I'd like to point out that there's a middle ground between trying to be non-partisan and convincing people in good faith of the strength of your position (while highlighting the ways in which it synergizes with their pre-existing concerns), and explicitly developing proposals that fit their interests. This latter thing absolutely screws you if the tables turn again (as they did last time when we collaborated with FATE on, i.e., the EO), and the former thing (while more difficult!) is the path to more durable (and bipartisan!) wins.

*whatever that is

Ebenezer Dukakis @ 2025-01-30T08:33 (+2)

With regard to Deepseek, it seems to me that the success of mixture-of-experts could be considered an update towards methods like gradient routing. If you could localize specific kinds of knowledge to specific experts in a reliable way, you could dynamically toggle off / ablate experts with unnecessary dangerous knowledge. E.g. toggle off experts knowledgeable in human psychology so the AI doesn't manipulate you.

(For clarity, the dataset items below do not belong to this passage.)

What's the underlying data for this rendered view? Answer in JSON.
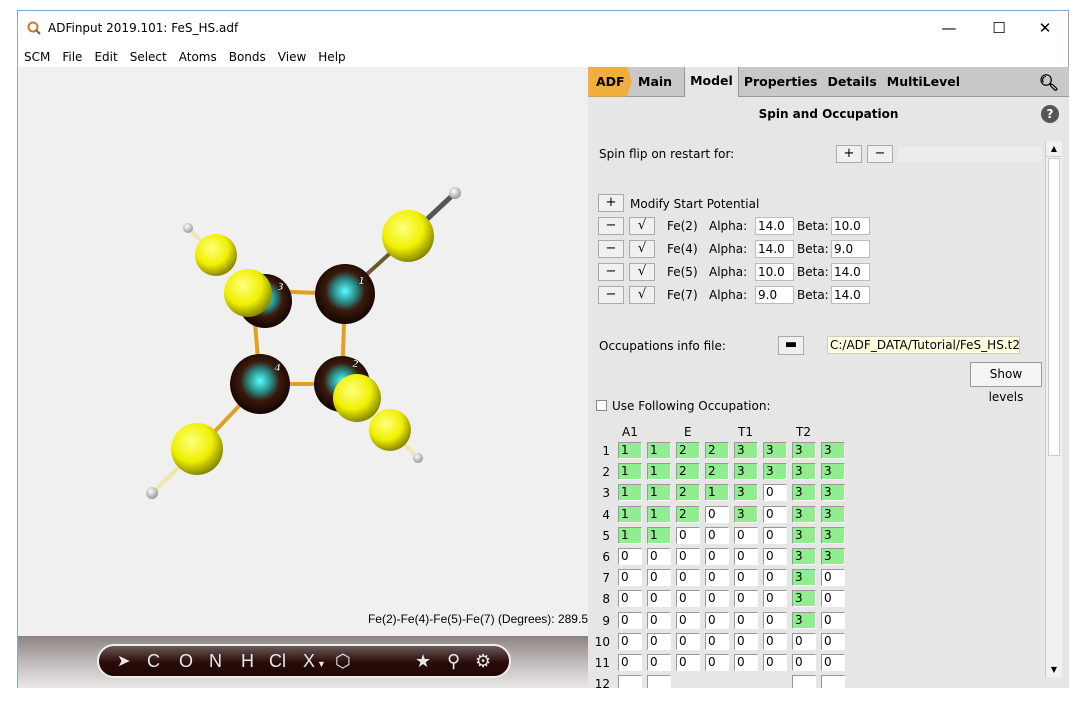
{
  "window": {
    "title": "ADFinput 2019.101: FeS_HS.adf",
    "minimize": "—",
    "maximize": "☐",
    "close": "✕"
  },
  "menu": [
    "SCM",
    "File",
    "Edit",
    "Select",
    "Atoms",
    "Bonds",
    "View",
    "Help"
  ],
  "viewer": {
    "measurement": "Fe(2)-Fe(4)-Fe(5)-Fe(7) (Degrees): 289.5",
    "atom_labels": [
      "1",
      "2",
      "3",
      "4"
    ],
    "toolbar": [
      "C",
      "O",
      "N",
      "H",
      "Cl",
      "X"
    ]
  },
  "tabs": [
    "ADF",
    "Main",
    "Model",
    "Properties",
    "Details",
    "MultiLevel"
  ],
  "active_tab": "Model",
  "panel": {
    "title": "Spin and Occupation",
    "help": "?",
    "spin_flip_label": "Spin flip on restart for:",
    "plus": "+",
    "minus": "−",
    "check": "√",
    "modify_label": "Modify Start Potential",
    "potentials": [
      {
        "atom": "Fe(2)",
        "alpha_label": "Alpha:",
        "alpha": "14.0",
        "beta_label": "Beta:",
        "beta": "10.0"
      },
      {
        "atom": "Fe(4)",
        "alpha_label": "Alpha:",
        "alpha": "14.0",
        "beta_label": "Beta:",
        "beta": "9.0"
      },
      {
        "atom": "Fe(5)",
        "alpha_label": "Alpha:",
        "alpha": "10.0",
        "beta_label": "Beta:",
        "beta": "14.0"
      },
      {
        "atom": "Fe(7)",
        "alpha_label": "Alpha:",
        "alpha": "9.0",
        "beta_label": "Beta:",
        "beta": "14.0"
      }
    ],
    "occ_file_label": "Occupations info file:",
    "occ_file": "C:/ADF_DATA/Tutorial/FeS_HS.t2",
    "show_levels": "Show levels",
    "use_occ_label": "Use Following Occupation:",
    "use_occ_checked": false,
    "columns": [
      "A1",
      "E",
      "T1",
      "T2"
    ],
    "filled_color": "#90ee90",
    "rows": [
      [
        "1",
        "1",
        "2",
        "2",
        "3",
        "3",
        "3",
        "3"
      ],
      [
        "1",
        "1",
        "2",
        "2",
        "3",
        "3",
        "3",
        "3"
      ],
      [
        "1",
        "1",
        "2",
        "1",
        "3",
        "0",
        "3",
        "3"
      ],
      [
        "1",
        "1",
        "2",
        "0",
        "3",
        "0",
        "3",
        "3"
      ],
      [
        "1",
        "1",
        "0",
        "0",
        "0",
        "0",
        "3",
        "3"
      ],
      [
        "0",
        "0",
        "0",
        "0",
        "0",
        "0",
        "3",
        "3"
      ],
      [
        "0",
        "0",
        "0",
        "0",
        "0",
        "0",
        "3",
        "0"
      ],
      [
        "0",
        "0",
        "0",
        "0",
        "0",
        "0",
        "3",
        "0"
      ],
      [
        "0",
        "0",
        "0",
        "0",
        "0",
        "0",
        "3",
        "0"
      ],
      [
        "0",
        "0",
        "0",
        "0",
        "0",
        "0",
        "0",
        "0"
      ],
      [
        "0",
        "0",
        "0",
        "0",
        "0",
        "0",
        "0",
        "0"
      ]
    ]
  }
}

I like this approach because if you get it working well, it's a general tool that could help address a lot of different catastrophe stories in a way that seems pretty robust. E.g. to mitigate a malicious AI from gaining root access to its datacenter, ablate knowledge of the OS it's running on. To mitigate sophisticated cooperation between AIs that are supposed to be monitoring one another, ablate knowledge of game theory. Etc. (The broader point is that unlearning seems very generally useful. But the "Expand-Route-Ablate" style approach from the gradient routing paper strikes me as a particularly promising, and could harmonize well with MoE.)

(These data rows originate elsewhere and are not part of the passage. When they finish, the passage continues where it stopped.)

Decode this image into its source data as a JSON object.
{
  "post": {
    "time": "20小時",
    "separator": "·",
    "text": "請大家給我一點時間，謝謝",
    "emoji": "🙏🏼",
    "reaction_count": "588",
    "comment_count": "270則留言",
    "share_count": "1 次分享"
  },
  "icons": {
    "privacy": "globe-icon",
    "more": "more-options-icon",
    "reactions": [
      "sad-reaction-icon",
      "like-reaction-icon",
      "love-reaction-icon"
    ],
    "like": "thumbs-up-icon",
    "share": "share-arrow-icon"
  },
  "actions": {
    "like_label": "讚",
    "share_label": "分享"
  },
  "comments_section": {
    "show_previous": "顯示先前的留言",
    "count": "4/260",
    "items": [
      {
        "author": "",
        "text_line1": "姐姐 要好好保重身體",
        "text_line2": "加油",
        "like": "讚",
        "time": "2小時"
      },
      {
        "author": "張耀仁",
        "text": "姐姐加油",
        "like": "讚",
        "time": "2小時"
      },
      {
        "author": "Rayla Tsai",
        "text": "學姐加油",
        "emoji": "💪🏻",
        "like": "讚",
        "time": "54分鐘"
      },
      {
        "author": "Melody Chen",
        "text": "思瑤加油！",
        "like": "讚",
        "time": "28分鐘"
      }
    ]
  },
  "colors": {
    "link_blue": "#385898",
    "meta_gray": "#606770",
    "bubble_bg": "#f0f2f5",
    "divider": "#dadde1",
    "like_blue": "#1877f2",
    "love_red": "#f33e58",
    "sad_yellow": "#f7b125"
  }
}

I think a good research goal would be to try to eventually replicate Deepseek's work, except with highly interpretable experts. The idea is to produce a "high-assurance" model which can be ablated so undesired behaviors, like deception, are virtually impossible to jailbreak out of it (since the weights that perform the behavior are inaccessible). I think the gradient routing paper is a good start. To achieve sufficient safety we'll need new methods that are more robust and easier to deploy, which should probably be prototyped on toy problems first.

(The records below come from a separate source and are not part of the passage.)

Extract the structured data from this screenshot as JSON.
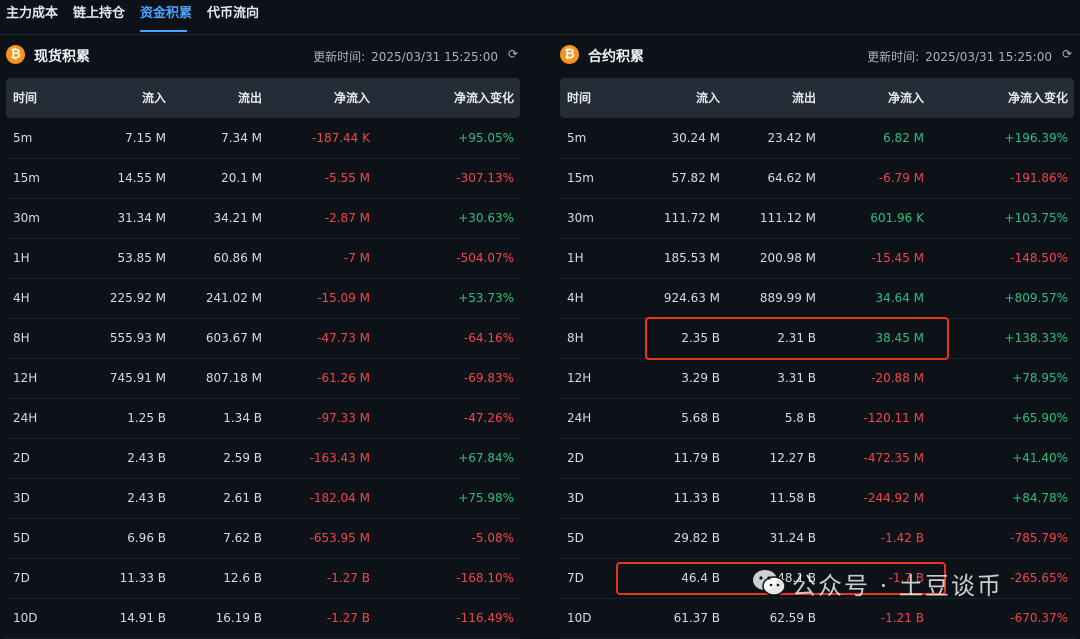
{
  "tabs": [
    {
      "label": "主力成本",
      "active": false
    },
    {
      "label": "链上持仓",
      "active": false
    },
    {
      "label": "资金积累",
      "active": true
    },
    {
      "label": "代币流向",
      "active": false
    }
  ],
  "colors": {
    "background": "#0d1219",
    "accent": "#4aa3ff",
    "negative": "#f0454b",
    "positive": "#2ebd7d",
    "btc": "#f7931a",
    "highlight": "#e8361e"
  },
  "spot": {
    "title": "现货积累",
    "update_label": "更新时间:",
    "update_time": "2025/03/31 15:25:00",
    "headers": [
      "时间",
      "流入",
      "流出",
      "净流入",
      "净流入变化"
    ],
    "rows": [
      [
        "5m",
        "7.15 M",
        "7.34 M",
        "-187.44 K",
        "+95.05%"
      ],
      [
        "15m",
        "14.55 M",
        "20.1 M",
        "-5.55 M",
        "-307.13%"
      ],
      [
        "30m",
        "31.34 M",
        "34.21 M",
        "-2.87 M",
        "+30.63%"
      ],
      [
        "1H",
        "53.85 M",
        "60.86 M",
        "-7 M",
        "-504.07%"
      ],
      [
        "4H",
        "225.92 M",
        "241.02 M",
        "-15.09 M",
        "+53.73%"
      ],
      [
        "8H",
        "555.93 M",
        "603.67 M",
        "-47.73 M",
        "-64.16%"
      ],
      [
        "12H",
        "745.91 M",
        "807.18 M",
        "-61.26 M",
        "-69.83%"
      ],
      [
        "24H",
        "1.25 B",
        "1.34 B",
        "-97.33 M",
        "-47.26%"
      ],
      [
        "2D",
        "2.43 B",
        "2.59 B",
        "-163.43 M",
        "+67.84%"
      ],
      [
        "3D",
        "2.43 B",
        "2.61 B",
        "-182.04 M",
        "+75.98%"
      ],
      [
        "5D",
        "6.96 B",
        "7.62 B",
        "-653.95 M",
        "-5.08%"
      ],
      [
        "7D",
        "11.33 B",
        "12.6 B",
        "-1.27 B",
        "-168.10%"
      ],
      [
        "10D",
        "14.91 B",
        "16.19 B",
        "-1.27 B",
        "-116.49%"
      ]
    ]
  },
  "futures": {
    "title": "合约积累",
    "update_label": "更新时间:",
    "update_time": "2025/03/31 15:25:00",
    "headers": [
      "时间",
      "流入",
      "流出",
      "净流入",
      "净流入变化"
    ],
    "rows": [
      [
        "5m",
        "30.24 M",
        "23.42 M",
        "6.82 M",
        "+196.39%"
      ],
      [
        "15m",
        "57.82 M",
        "64.62 M",
        "-6.79 M",
        "-191.86%"
      ],
      [
        "30m",
        "111.72 M",
        "111.12 M",
        "601.96 K",
        "+103.75%"
      ],
      [
        "1H",
        "185.53 M",
        "200.98 M",
        "-15.45 M",
        "-148.50%"
      ],
      [
        "4H",
        "924.63 M",
        "889.99 M",
        "34.64 M",
        "+809.57%"
      ],
      [
        "8H",
        "2.35 B",
        "2.31 B",
        "38.45 M",
        "+138.33%"
      ],
      [
        "12H",
        "3.29 B",
        "3.31 B",
        "-20.88 M",
        "+78.95%"
      ],
      [
        "24H",
        "5.68 B",
        "5.8 B",
        "-120.11 M",
        "+65.90%"
      ],
      [
        "2D",
        "11.79 B",
        "12.27 B",
        "-472.35 M",
        "+41.40%"
      ],
      [
        "3D",
        "11.33 B",
        "11.58 B",
        "-244.92 M",
        "+84.78%"
      ],
      [
        "5D",
        "29.82 B",
        "31.24 B",
        "-1.42 B",
        "-785.79%"
      ],
      [
        "7D",
        "46.4 B",
        "48.1 B",
        "-1.7 B",
        "-265.65%"
      ],
      [
        "10D",
        "61.37 B",
        "62.59 B",
        "-1.21 B",
        "-670.37%"
      ]
    ]
  },
  "watermark": "公众号 · 土豆谈币"
}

Aaron Bergman @ 2025-01-29T21:43 (+2)

Here is a kinda naive LLM prompt you may wish to use for inspiration and iterate on:

“List positions of power in the world with the highest ratio of power : difficulty to obtain. Focus only on positions that are basically obtainable by normal arbitrary US citizens and are not illegal or generally considered immoral

I’m interested in positions of unusually high leverage over national or international systems”
 

Vasco Grilo🔸 @ 2025-01-29T23:15 (+1)

Thanks for the post, Lintz. I would be happy to bet 10 k$ against short AI timelines.

yams @ 2025-01-30T02:07 (+5)

Two years ago short timelines to superintelligence meant decades. That you would structure this bet such that it resolves in just a few years is itself evidence that timelines are getting shorter.

That you would propose the bet at even odds also does not gesture toward your confidence.

Finally, what money means after superintelligence is itself hotly debated, especially for worst-case doomers (the people most likely to expect three year timelines to ASI are also the exact people who don't expect to be alive to collect their winnings).

I think it's possible for a betting structure to prove some kind of point about timelines, but this isn't it.

Vasco Grilo🔸 @ 2025-01-30T09:09 (+2)

Thanks, yams.

I am also potentially open to a bet where I transfer money to the person bullish on AI timelines now. I bet Greg Coulbourn 10 k$ this way. However, I would have to trust the person betting with me more than in the case of the bet I linked to above. On this, money being less valuable after superintellgence (including due to supposedly higher risk of death) has the net effect of moving the break-even resolution date forward. As I say in the post I linked to, "We can agree on another resolution date such that the bet is good for you". The resolution date I proposed (end of 2028) was supposed to make the bet just slightly positive for people bullish on AI timelines. However, my views are closer to those of the median expert in 2023, whose median date of full automation was 2073.

CDF of ESPAI survey showing median and central 50% of expert responses.